© Yves Gagnon
Ces ravageurs venus d’ailleurs... (suite)
Par
Yves Gagnon
C’était il y a quinze ans – peut-être vingt –, Lucien, mon voisin, produisait du lait. Trente vaches. Ce n’est pas beaucoup mais à l’époque, on pouvait y arriver avec un petit troupeau. Surtout si on mangeait des patates.
Des patates, Lucien en cultivait un champ plein, tout juste à côté de notre jardin. Cette année-là fut particulièrement chaude et sèche, ce qui favorisa l’éclosion d’un important contingent de doryphores issus d’un deuxième cycle de ponte. Considérant que ses plants étaient suffisamment développés, Lucien jugea qu’il ne serait pas nécessaire d’appliquer «d’la poison!» Les
larves défolièrent son champ en un rien de temps, puis les jeunes adultes affamés migrèrent en colonnes bien rangées vers notre jardin où, vigoureuses et fières, se dressaient quelques solanacées. Elles furent assassinées sans ménagement, malgré les multiples barrages routiers que nous avons tenté d’interposer entre la horde de coléoptères et nos promesses de frites et de sauces tomates hivernales.
L’hiver dernier, comme la neige a tant neigé et que le sol n’a pas gelé, je m’attendais à une autre infestation de cet
ordre. Je me suis préparé, observant inlassablement mes jeunes plants, ne trouvant qu’à l’occasion quelques adultes qui semblaient surpris de se retrouver là. La preuve qu’avec la vie, la seule chose dont nous sommes certains, c’est que nous ne savons pas.
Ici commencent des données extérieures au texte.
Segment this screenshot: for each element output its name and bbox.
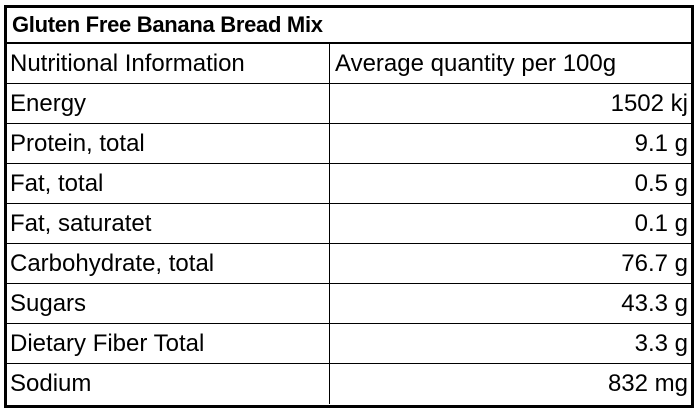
table-title: Gluten Free Banana Bread Mix bbox=[7, 8, 691, 44]
row-value: 3.3 g bbox=[634, 329, 688, 357]
nutrition-table: Gluten Free Banana Bread Mix Nutritional… bbox=[4, 5, 694, 408]
row-value: 76.7 g bbox=[621, 249, 688, 277]
row-label: Fat, saturatet bbox=[7, 204, 330, 243]
table-row-sugars: Sugars 43.3 g bbox=[7, 284, 691, 324]
row-value: 0.1 g bbox=[634, 209, 688, 237]
row-value: 832 mg bbox=[607, 370, 688, 397]
row-value: 43.3 g bbox=[621, 289, 688, 317]
row-label: Carbohydrate, total bbox=[7, 244, 330, 283]
row-label: Dietary Fiber Total bbox=[7, 324, 330, 363]
table-row-dietary-fiber: Dietary Fiber Total 3.3 g bbox=[7, 324, 691, 364]
row-label: Energy bbox=[7, 84, 330, 123]
table-row-sodium: Sodium 832 mg bbox=[7, 364, 691, 404]
column-header-nutritional-information: Nutritional Information bbox=[7, 44, 330, 83]
table-row-energy: Energy 1502 kj bbox=[7, 84, 691, 124]
row-label: Protein, total bbox=[7, 124, 330, 163]
column-header-average-quantity: Average quantity per 100g bbox=[335, 49, 617, 77]
row-value: 1502 kj bbox=[610, 89, 688, 117]
row-value: 9.1 g bbox=[634, 129, 688, 157]
row-label: Fat, total bbox=[7, 164, 330, 203]
table-row-fat-saturated: Fat, saturatet 0.1 g bbox=[7, 204, 691, 244]
table-row-fat-total: Fat, total 0.5 g bbox=[7, 164, 691, 204]
table-row-carbohydrate: Carbohydrate, total 76.7 g bbox=[7, 244, 691, 284]
table-header-row: Nutritional Information Average quantity… bbox=[7, 44, 691, 84]
row-label: Sodium bbox=[7, 364, 330, 404]
row-label: Sugars bbox=[7, 284, 330, 323]
table-row-protein: Protein, total 9.1 g bbox=[7, 124, 691, 164]
row-value: 0.5 g bbox=[634, 169, 688, 197]
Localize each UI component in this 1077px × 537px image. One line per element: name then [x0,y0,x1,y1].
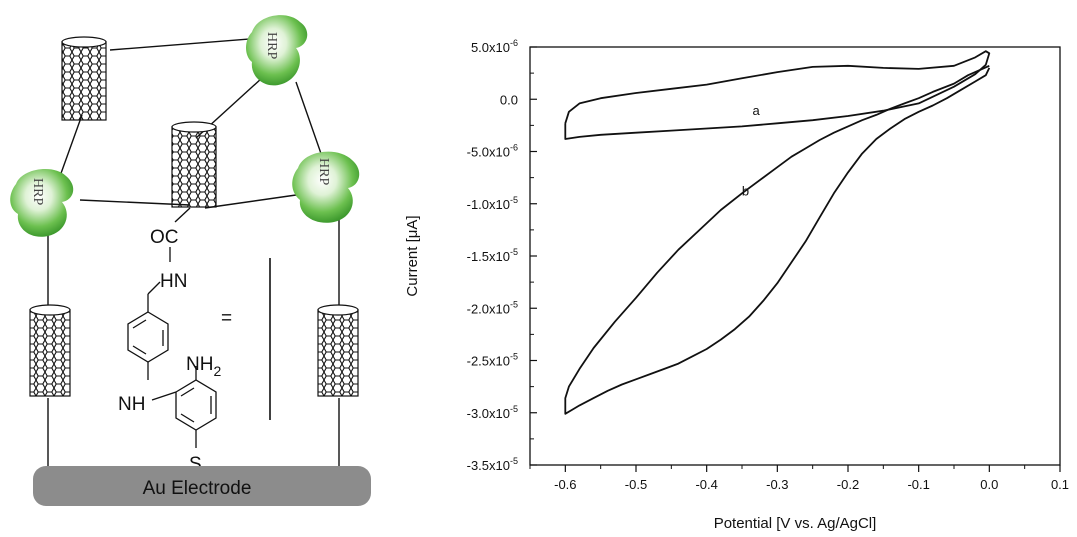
cyclic-voltammogram: 5.0x10-6 0.0 -5.0x10-6 -1.0x10-5 -1.5x10-5 -2… [404,38,1069,532]
y-tick-label: 5.0x10-6 [471,38,518,55]
series-layer: ab [564,50,991,415]
electrode-label: Au Electrode [143,478,252,499]
y-tick-label: -3.5x10-5 [467,456,518,473]
carbonyl-label: OC [150,227,179,248]
hrp-enzyme: HRP [292,151,360,223]
x-tick-label: -0.1 [907,477,929,492]
hrp-label: HRP [264,32,279,59]
hrp-enzyme: HRP [10,169,74,237]
series-line-a [564,50,991,140]
series-label-b: b [742,183,749,198]
nanotube [61,36,107,121]
benzene-ring [175,379,217,431]
y-tick-label: -1.5x10-5 [467,247,518,264]
y-tick-label: -3.0x10-5 [467,404,518,421]
hrp-label: HRP [30,178,45,205]
benzene-ring [127,311,169,363]
series-line-b [564,64,991,415]
series-label-a: a [753,103,761,118]
hrp-enzyme: HRP [246,15,308,86]
amine-label: NH [118,394,145,415]
y-tick-label: -2.5x10-5 [467,352,518,369]
x-axis-title: Potential [V vs. Ag/AgCl] [714,515,877,532]
x-axis: -0.6 -0.5 -0.4 -0.3 -0.2 -0.1 0.0 0.1 [529,465,1069,492]
y-axis: 5.0x10-6 0.0 -5.0x10-6 -1.0x10-5 -1.5x10-5 -2… [467,38,537,473]
y-tick-label: 0.0 [500,92,518,107]
x-tick-label: -0.5 [625,477,647,492]
y-tick-label: -2.0x10-5 [467,299,518,316]
y-axis-title: Current [μA] [404,215,421,296]
x-tick-label: -0.2 [837,477,859,492]
linker-line [174,207,191,223]
nanotube [317,304,359,397]
equals-sign: = [221,308,232,329]
linker-line [295,81,326,166]
x-tick-label: -0.6 [554,477,576,492]
y-tick-label: -5.0x10-6 [467,143,518,160]
hrp-label: HRP [316,158,331,185]
electrode-scheme: HRP HRP HRP OC HN NH NH2 S = Au Elect [10,15,371,506]
y-tick-label: -1.0x10-5 [467,195,518,212]
x-tick-label: 0.1 [1051,477,1069,492]
linker-molecule: OC HN NH NH2 S = [118,227,271,475]
x-tick-label: -0.4 [695,477,717,492]
gold-electrode: Au Electrode [33,466,371,506]
linker-line [109,37,263,51]
nanotube [29,304,71,397]
nanotube [171,121,217,208]
linker-line [204,194,297,209]
x-tick-label: -0.3 [766,477,788,492]
amide-label: HN [160,271,187,292]
amine2-label: NH2 [186,354,221,379]
x-tick-label: 0.0 [980,477,998,492]
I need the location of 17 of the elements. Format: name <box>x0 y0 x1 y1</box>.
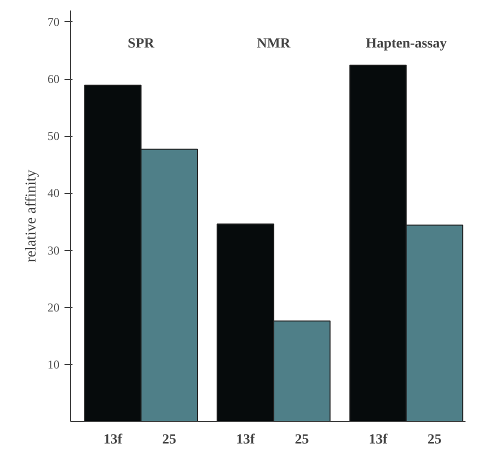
y-tick-label: 10 <box>48 357 60 372</box>
x-tick-label: 13f <box>236 432 256 448</box>
annotation: Hapten-assay <box>366 36 447 52</box>
annotation: NMR <box>256 36 292 52</box>
y-tick-label: 40 <box>48 186 60 200</box>
y-tick-label: 20 <box>48 300 60 314</box>
y-tick-label: 70 <box>48 14 60 29</box>
x-tick-label: 25 <box>294 432 309 448</box>
y-tick-label: 50 <box>48 129 60 144</box>
x-tick-label: 13f <box>103 432 122 448</box>
y-tick-label: 30 <box>48 243 60 258</box>
annotation: SPR <box>128 36 156 52</box>
y-tick-label: 60 <box>48 72 60 86</box>
x-tick-label: 25 <box>162 432 176 448</box>
x-tick-label: 13f <box>368 432 388 448</box>
y-axis-title: relative affinity <box>24 169 40 262</box>
x-tick-label: 25 <box>427 432 442 448</box>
Le doryphore de la pomme de
terre (
Leptinotarsa decemlineata) est originaire de l’est des montagnes Rocheuses. On le trouve aujourd’hui partout, là où on cultive la pomme de
terre. L’insecte hiverne dans le sol au stade adulte. Au printemps, pour se nourrir, il recherche des plants de pommes de
terre ou d’aubergines, parfois de tomates. Après l’accouplement, la
femelle dépose ses oeufs de couleur orangée sur la face inférieure des feuilles, par
grappes de 10 à 12. De quatre à neuf jours plus tard, les oeufs donneront des
larves rougeâtres. Ce sont les
larves qui causent d’importants dommages aux plants de pommes de
terre.
On cueille manuellement les adultes avant qu’ils ne s’accouplent et que les
femelles ne pondent. Jaune et rayé de bandes longitudinales noires, le coléoptère est facile à repérer sur les plants. On peut aussi localiser les masses d’oeufs en retournant les feuilles, et les écraser entre le pouce et l’index. Les
insecticides de contact à base de roténone ou de pyrèthre sont efficaces pour contrôler les
larves. Le compagnonnage avec des haricots nains réduit la sévérité des infestations.